| I think what you *must* be thinking of is the *automatic*
| dumper. You hand it an object and say 'Dump this' and
| it must figure out what to do on its own.
This is the common use case; preserve the in-memory
structure via a native->yaml->native round-trip.
| I think you have to let the user decide how to treat
| pointers. It's true that you might offer him some
| policies that you think are likely to be useful most
| of the time, but you must allow him to choose anything
| at all in some cases.
Python doesn't have pointers; it only has references.
Perl has both, but pointers are rarely used and need
only be preserved (thus the !ptr construct). "C" only
has pointers. References are implemented with pointers,
but this is done via specific conventions and/or
intermediate code which implements pointer integrety, etc.

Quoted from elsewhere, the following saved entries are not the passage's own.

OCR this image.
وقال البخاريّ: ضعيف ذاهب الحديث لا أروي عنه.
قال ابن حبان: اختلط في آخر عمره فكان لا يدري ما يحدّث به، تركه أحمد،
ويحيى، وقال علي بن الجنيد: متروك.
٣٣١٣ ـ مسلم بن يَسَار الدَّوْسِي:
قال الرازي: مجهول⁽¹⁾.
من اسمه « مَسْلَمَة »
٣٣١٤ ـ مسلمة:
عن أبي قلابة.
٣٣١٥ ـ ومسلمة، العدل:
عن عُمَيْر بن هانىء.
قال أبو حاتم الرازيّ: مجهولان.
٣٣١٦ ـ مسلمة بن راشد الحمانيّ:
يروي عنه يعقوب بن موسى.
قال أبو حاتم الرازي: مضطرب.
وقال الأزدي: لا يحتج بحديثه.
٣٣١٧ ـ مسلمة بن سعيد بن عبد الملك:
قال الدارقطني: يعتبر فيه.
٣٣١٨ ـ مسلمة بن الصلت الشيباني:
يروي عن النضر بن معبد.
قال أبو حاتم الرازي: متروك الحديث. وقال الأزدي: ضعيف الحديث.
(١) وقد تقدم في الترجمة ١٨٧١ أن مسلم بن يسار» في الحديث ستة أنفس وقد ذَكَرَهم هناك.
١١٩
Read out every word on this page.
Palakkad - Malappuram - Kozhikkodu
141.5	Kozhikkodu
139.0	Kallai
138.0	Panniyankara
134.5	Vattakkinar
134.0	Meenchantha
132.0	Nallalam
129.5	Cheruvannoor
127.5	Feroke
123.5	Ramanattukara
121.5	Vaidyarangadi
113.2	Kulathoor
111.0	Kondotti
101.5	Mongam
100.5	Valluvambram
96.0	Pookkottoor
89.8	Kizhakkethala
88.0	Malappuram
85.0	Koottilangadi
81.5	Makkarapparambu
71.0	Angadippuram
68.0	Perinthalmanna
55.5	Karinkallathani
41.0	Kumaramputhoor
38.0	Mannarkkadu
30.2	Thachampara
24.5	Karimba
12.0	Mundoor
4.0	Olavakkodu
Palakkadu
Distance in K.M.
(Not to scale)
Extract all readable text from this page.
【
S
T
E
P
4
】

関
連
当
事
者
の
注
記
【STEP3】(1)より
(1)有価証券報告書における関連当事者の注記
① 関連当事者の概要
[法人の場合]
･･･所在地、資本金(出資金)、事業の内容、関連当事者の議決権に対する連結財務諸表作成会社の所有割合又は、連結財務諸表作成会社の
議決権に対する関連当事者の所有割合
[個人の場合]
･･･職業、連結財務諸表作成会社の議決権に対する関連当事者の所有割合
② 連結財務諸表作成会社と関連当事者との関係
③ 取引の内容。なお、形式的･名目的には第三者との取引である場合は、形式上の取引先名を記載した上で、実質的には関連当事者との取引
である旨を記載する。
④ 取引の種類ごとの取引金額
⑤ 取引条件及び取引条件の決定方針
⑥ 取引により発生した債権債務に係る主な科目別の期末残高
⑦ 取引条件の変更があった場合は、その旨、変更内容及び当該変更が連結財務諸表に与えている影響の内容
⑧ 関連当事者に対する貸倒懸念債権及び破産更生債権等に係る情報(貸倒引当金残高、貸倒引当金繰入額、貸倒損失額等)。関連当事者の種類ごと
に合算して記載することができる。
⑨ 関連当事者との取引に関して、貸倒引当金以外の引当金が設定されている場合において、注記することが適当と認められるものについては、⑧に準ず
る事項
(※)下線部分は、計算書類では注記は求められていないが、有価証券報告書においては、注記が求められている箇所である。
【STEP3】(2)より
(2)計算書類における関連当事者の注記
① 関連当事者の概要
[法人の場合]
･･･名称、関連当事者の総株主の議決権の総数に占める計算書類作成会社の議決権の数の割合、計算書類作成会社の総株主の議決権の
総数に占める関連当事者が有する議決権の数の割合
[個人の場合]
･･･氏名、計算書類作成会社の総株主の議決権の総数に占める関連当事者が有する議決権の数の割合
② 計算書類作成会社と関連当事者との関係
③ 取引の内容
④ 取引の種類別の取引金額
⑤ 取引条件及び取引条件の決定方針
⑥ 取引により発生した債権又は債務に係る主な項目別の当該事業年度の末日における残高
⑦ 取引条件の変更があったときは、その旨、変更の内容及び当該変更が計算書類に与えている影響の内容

This pointer/reference distinction is necessary since most
of the languages we work with it make the distinction.
References differ from pointers in that a reference
is symmetric. Once you have a refernece to an object
you have no more / no less rights than any other process
which has a reference. This symmetry isn't true with
pointers in general, pointers can be invalid; references
by definition are never invalid.
| This is an implementation problem: giving the user
| his choice of policies. I can think of a model for
| type structures (must be something like the DTD)
| that the user can tag with 'identity' or 'value'
| for each pointer. This would be pretty general.
| Also, quite difficult to explain to folks . . .
| However, the point is not to put restrictions
| on YAML arising out of *implementation* problems
| in the dumper.
Yes; ideally the schema language (when it gets developed)
will help keep all of this stuff clear. And yes, we don't
want YAML itself to make the decision, although it should,
IMHO still provide a reference mechanism.
So, I was proposing a limitation on a few distinct
scalar types (!int, !str, !float) and their behavior.
There is nothing then stopping a user from defining
an equivalent type with different behavior if the
default behavior here isn't acceptable.
| How about this? Let's say that anything composed
| of purely basic data types *never* has pointers
| for creating identity. That's only found in
| user types.
I didn't grok this.
| Then there is NO REASON to use the !ptr data type.
| The appearance of an alias implies the pointer.
| It does not appear explicitly in the dump.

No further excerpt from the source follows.